Of pebbles and hills

One analogy that we use internally is that developing a new feature should be like a bunch of pebbles rolling down a hill. They each roll fast, but none alone is too impactful, and any one can be stopped or corrected if needed.

With a big design up front, the situation is more like a boulder rolling downhill — people get invested in the feature, and the time already spent will make it almost impossible to stop, even if the boulder’s taken a wrong turn somewhere.

Many of you — us included — have probably shipped features like that in the past, and we’ve seen them land with a thud at the bottom of the hill (and a collective shrug from users). Looking back, we kind of knew it would happen. But the boulder started rolling and nobody was strong or brave enough to stop it.


This is also why we always encourage our own designers to use features or hardcoded tests that we would never ship to customers in a million years.

For example, with real-time collaboration we knew that keeping the document state consistent across clients was the hardest technical challenge. We had to prove to ourselves that the technology would work on a fundamental level — if we couldn’t pull that off, everything else was irrelevant. So in our very first internal builds, real-time collaboration had no UI at all. You couldn’t tell if you were alone in a document or not, and changes from your peers just appeared, as if by magic. You wouldn’t see people’s avatars or even see their cursor.

Mac and Web.  Courtesy of Sketch.

Honestly? It was really weird. We knew that we needed presence information before we started, but seeing collaboration working without it made that case even stronger. It was a good reminder you can theorize in advance, but nothing beats actually having a working product in your hands.

From there, the working product can inform the next steps to take. You may have already planned for them, but more often than not you hit on something you hadn’t thought of. When cursors from other people (initially, as random colored dots) started appearing in our internal builds, we knew we had magic on our hands.

Research and dogfooding

Once we had a flow in place, it was time to test it with people outside of Sketch. Our Research team runs dozens of tests for features like his, making detailed notes on challenges, stumbling points, and misunderstandings. Sometimes, they reveal that our assumptions about user behavior aren’t quite right. For real-time collaboration, there were a few important insights that helped us make the whole experience even more seamless.

At the same time, we battle-tested real-time collaboration in formal and less formal ways. Dogfooding is a big part of our development process at Sketch — as a design-focused team, we are quite literally our own target customers. So we always test new features ourselves as much as possible, long before they land in our users’ hands. And while that usually means doing daily work in test builds, it doesn’t always have to be so serious.

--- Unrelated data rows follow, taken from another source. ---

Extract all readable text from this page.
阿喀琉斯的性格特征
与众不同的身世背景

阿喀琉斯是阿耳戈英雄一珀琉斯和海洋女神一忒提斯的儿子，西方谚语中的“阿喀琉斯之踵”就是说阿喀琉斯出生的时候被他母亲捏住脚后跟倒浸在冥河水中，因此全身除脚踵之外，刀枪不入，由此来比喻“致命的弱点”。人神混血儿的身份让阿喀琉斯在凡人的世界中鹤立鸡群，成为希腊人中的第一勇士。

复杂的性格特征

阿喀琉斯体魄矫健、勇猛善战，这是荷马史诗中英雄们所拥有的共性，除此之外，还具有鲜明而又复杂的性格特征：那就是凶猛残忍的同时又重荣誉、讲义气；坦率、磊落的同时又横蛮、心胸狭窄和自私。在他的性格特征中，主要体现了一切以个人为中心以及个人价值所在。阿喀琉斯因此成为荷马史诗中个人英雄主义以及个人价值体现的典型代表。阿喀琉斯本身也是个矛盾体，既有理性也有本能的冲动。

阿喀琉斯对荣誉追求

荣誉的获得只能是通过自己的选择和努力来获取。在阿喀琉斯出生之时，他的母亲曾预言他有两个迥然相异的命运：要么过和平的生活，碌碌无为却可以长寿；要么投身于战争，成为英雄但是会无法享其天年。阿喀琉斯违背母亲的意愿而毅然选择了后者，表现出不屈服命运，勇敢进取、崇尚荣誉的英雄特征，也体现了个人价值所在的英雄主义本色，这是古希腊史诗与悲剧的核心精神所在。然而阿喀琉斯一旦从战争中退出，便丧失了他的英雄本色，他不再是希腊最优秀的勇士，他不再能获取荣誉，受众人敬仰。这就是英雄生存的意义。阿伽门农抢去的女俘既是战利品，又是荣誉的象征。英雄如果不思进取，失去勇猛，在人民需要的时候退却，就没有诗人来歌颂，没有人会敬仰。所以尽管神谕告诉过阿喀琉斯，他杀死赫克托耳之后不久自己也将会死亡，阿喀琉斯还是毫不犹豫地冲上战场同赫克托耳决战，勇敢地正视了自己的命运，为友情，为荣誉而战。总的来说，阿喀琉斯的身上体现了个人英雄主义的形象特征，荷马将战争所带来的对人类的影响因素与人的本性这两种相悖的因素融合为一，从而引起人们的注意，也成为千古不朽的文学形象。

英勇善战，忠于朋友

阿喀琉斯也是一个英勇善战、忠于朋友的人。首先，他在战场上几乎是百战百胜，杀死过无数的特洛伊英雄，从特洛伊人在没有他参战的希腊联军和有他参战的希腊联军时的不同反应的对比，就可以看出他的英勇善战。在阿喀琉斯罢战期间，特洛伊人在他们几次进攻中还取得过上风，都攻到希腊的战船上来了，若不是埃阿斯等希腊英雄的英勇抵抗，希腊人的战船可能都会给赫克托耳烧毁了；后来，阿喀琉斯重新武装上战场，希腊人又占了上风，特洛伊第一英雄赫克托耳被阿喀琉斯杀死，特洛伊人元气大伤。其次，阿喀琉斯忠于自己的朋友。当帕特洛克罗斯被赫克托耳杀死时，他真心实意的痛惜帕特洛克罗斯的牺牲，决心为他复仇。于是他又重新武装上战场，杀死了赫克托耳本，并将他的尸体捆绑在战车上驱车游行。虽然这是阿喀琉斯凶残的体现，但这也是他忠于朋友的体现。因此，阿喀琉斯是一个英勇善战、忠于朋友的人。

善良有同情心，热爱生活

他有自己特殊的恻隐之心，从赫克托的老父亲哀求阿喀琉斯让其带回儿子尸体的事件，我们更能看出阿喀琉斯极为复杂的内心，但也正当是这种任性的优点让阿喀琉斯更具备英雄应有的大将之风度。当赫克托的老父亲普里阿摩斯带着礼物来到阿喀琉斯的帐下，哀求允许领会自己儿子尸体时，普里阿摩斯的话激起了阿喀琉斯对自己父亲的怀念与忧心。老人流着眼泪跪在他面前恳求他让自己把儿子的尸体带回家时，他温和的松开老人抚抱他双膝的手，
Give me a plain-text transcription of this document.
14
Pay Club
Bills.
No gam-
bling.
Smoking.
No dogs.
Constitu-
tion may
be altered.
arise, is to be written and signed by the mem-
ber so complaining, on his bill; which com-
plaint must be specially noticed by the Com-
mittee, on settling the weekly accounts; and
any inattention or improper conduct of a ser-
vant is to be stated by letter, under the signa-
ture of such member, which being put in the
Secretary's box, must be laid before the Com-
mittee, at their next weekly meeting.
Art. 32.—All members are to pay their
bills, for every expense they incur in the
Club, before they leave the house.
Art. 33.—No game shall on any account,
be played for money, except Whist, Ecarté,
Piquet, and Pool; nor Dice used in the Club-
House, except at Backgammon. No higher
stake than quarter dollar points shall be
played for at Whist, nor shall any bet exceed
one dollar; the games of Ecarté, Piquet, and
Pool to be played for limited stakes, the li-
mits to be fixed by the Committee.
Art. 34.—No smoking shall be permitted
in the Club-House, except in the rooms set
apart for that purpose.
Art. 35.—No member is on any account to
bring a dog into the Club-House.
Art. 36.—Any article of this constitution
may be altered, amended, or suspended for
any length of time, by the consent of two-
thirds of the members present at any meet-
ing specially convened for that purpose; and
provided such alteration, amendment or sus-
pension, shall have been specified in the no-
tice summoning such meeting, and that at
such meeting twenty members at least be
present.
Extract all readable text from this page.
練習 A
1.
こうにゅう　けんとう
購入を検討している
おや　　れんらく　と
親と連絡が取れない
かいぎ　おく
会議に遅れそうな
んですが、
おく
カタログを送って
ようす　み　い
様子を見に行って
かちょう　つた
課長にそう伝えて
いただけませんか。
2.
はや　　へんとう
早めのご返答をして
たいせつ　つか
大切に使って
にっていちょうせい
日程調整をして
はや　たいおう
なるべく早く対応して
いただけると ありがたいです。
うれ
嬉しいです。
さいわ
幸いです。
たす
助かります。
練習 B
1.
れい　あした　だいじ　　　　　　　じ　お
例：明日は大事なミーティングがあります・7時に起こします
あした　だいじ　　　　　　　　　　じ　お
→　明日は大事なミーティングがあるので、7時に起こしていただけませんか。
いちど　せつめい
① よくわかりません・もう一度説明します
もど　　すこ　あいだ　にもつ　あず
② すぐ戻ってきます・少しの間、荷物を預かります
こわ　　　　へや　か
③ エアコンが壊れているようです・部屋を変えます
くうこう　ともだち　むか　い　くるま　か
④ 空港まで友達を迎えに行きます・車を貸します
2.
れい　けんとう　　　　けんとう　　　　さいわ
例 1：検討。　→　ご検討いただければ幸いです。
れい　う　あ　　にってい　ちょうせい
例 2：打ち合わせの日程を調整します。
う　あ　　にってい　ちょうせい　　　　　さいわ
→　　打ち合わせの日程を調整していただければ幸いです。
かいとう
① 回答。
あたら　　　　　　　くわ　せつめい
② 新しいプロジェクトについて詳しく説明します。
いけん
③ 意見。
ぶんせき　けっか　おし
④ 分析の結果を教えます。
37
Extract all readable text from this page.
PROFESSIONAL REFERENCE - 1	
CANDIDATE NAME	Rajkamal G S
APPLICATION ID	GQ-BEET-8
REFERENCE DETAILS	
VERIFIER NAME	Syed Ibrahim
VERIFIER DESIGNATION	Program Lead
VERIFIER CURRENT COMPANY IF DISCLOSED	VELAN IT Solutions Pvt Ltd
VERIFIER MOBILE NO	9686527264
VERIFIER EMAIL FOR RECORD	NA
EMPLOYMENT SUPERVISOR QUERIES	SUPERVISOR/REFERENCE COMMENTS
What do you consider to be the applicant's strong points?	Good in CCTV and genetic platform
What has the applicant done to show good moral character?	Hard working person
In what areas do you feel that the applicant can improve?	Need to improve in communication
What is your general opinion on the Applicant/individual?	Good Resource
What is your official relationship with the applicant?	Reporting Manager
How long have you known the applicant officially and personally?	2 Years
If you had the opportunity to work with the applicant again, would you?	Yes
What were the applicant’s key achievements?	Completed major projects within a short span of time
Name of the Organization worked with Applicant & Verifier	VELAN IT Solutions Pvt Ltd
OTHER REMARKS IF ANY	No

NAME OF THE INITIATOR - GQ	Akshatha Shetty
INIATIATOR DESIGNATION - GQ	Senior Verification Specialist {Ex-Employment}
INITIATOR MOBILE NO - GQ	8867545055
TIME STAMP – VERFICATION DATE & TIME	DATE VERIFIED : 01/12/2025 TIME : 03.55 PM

Part of our end-of-year event was a collaborative movie-title guessing game designed to involve 100 people in a single document. I can’t say it worked flawlessly, but it gave us a lot of good data to work from. When we repeated the exercise a few months later, the system didn’t break a sweat. It was a huge moment for the whole team.

As I mentioned in my opening, real-time collaboration was probably the largest and most challenging feature we’ve ever built. But we’re incredibly proud that it’s now in the hands of our users, and we really think it feels amazing to collaborate together in Sketch in real-time. We hope you love it as much as we do.